Luna 3, an automatic interplanetary station of the Luna program also called Lunik 3, was the third spacecraft successfully launched to the Moon and the first to return images of the lunar far side. The spacecraft returned very indistinct pictures, but, through computer enhancement, a tentative atlas of the lunar farside was produced. These first views of the lunar far side showed mountainous terrain, very different from the near side, and only two dark regions which were named Mare Moscovrae[?] (Sea of Moscow) and Mare Desiderii[?] (Sea of Dreams). (Mare Desiderii was later found to be composed of a smaller mare, Mare Ingenii (Sea of Ingenuity) and other dark craters.)

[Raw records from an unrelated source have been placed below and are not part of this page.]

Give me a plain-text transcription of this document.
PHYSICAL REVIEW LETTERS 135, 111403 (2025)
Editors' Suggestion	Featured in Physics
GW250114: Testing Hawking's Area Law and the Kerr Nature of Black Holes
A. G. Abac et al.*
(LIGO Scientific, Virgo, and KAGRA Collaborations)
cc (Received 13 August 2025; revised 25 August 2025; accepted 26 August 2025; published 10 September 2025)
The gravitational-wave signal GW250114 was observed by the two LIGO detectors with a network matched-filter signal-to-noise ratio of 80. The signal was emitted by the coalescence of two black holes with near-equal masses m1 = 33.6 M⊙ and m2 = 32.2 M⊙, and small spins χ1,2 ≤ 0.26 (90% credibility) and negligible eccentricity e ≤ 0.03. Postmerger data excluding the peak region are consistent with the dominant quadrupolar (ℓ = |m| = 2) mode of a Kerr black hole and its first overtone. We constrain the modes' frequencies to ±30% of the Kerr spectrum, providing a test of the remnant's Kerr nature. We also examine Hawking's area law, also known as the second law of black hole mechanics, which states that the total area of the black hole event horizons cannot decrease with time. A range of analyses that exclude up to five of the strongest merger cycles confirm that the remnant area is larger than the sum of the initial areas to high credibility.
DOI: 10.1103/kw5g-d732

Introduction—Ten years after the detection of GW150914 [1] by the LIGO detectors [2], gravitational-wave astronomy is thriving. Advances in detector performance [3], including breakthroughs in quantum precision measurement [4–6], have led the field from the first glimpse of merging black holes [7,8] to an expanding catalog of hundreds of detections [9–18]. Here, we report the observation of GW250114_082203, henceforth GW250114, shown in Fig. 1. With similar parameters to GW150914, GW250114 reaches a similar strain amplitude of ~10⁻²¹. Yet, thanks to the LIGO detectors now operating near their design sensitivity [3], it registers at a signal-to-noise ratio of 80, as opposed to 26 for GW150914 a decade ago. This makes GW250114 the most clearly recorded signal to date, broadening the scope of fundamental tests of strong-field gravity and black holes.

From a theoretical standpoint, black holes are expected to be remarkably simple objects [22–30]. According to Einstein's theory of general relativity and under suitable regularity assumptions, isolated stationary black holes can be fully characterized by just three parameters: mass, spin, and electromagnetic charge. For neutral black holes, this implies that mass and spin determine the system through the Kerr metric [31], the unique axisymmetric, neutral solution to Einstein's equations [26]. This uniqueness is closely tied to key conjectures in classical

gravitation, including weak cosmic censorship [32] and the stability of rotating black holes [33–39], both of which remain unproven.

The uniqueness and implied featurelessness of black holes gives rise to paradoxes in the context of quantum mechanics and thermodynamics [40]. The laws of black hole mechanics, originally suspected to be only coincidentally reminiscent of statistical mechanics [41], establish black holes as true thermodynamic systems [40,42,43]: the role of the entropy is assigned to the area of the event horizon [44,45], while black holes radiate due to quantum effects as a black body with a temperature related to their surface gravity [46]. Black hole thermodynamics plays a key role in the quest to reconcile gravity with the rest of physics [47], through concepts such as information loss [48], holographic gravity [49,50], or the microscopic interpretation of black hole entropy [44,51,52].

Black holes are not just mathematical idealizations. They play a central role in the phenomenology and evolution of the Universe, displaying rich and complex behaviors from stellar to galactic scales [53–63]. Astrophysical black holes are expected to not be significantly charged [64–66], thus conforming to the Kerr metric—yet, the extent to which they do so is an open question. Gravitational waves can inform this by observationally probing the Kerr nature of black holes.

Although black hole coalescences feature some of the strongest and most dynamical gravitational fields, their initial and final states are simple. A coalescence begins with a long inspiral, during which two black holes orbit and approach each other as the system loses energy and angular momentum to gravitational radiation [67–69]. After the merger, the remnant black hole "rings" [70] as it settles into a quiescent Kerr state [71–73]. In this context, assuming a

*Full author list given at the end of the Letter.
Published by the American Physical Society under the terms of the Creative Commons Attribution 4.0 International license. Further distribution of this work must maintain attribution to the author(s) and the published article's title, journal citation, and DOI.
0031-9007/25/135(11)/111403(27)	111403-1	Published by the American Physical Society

The first photograph ever taken of the far side of the Moon

Spacecraft design

The spacecraft was a cylindrically shaped canister with hemispherical ends and a wide flange near the top end. The probe was 130 cm long and 120 cm at its maximum diameter at the flange. Most of the cylindrical section was roughly 95 cm in diameter. The canister was hermetically sealed and pressurized at 0.23 atmospheres. Solar cells[?] were mounted along the outside of the cylinder and provided power to the chemical batteries stored inside the spacecraft. Jalousies for thermal control were also positioned along the cylinder and would open to expose a radiating surface when the interior temperature exceeded 25 degrees C. The upper hemisphere of the probe held the covered opening for the cameras. Four antennae protruded from the top of the probe and two from the bottom. Other scientific apparatus (micrometeoroid and cosmic ray detectors) was mounted on the outside of the probe also attached was the Yenisey-2 imaging system. Gas jets for attitude control were mounted on the outside of the lower end of the spacecraft. Photoelectric cells[?] were used to maintain orientation with respect to the Sun and Moon. The spacecraft had no rockets for course adjustment. The interior of the spacecraft held the cameras and film processing system, radio equipment, propulsion systems, batteries, gyroscopic units for attitude control, and circulating fans for temperature control. The spacecraft was spin stabilized and was directly radio-controlled from Earth.

Mission

After launch on an 8K72 (number I1-8) on a course over the Earth's north pole the Blok-E escape stage was shut down by radio control from Earth at the proper velocity to put the Luna 3 on a trajectory to the Moon. Initial radio contact showed the signal from the probe was only about half as strong as expected and the interior temperature was increasing. The spacecraft spin axis was reoriented and some equipment shut down resulting in a drop in temperature from 40 C to about 30 C. At a distance of 60,000 to 70,000 km from the Moon, the orientation system was turned on and the spacecraft rotation was stopped. The lower end of the station was oriented towards the Sun, which was shining on the far side of the Moon. The spacecraft passed within 6,200 km of the Moon near the south pole at its closest approach at 14:16 UT on 6 October 1959 and continued on to the far side. On 7 October the photocell on the upper end of the spacecraft detected the sunlit far side of the Moon and the photography sequence started. The first image was taken at 03:30 UT at a distance of 63,500 km from the Moon's surface and the last 40 minutes later from 66,700 km. A total of 29 photographs were taken, covering 70% of the far side. After the photography was complete the spacecraft resumed spinning, passed over the north pole of the Moon and returned towards the Earth. Attempts to transmit the photographs to Earth began on 8 October but were believed to be unsuccessful due to the low signal strength. As Luna 3 got closer to Earth a total of 17 resolvable but noisy photographs were transmitted by 18 October. Contact with the probe was lost on 22 October. The probe was believed to have burned up in the Earth's atmosphere in March or April of 1960, but may have survived in orbit until after 1962.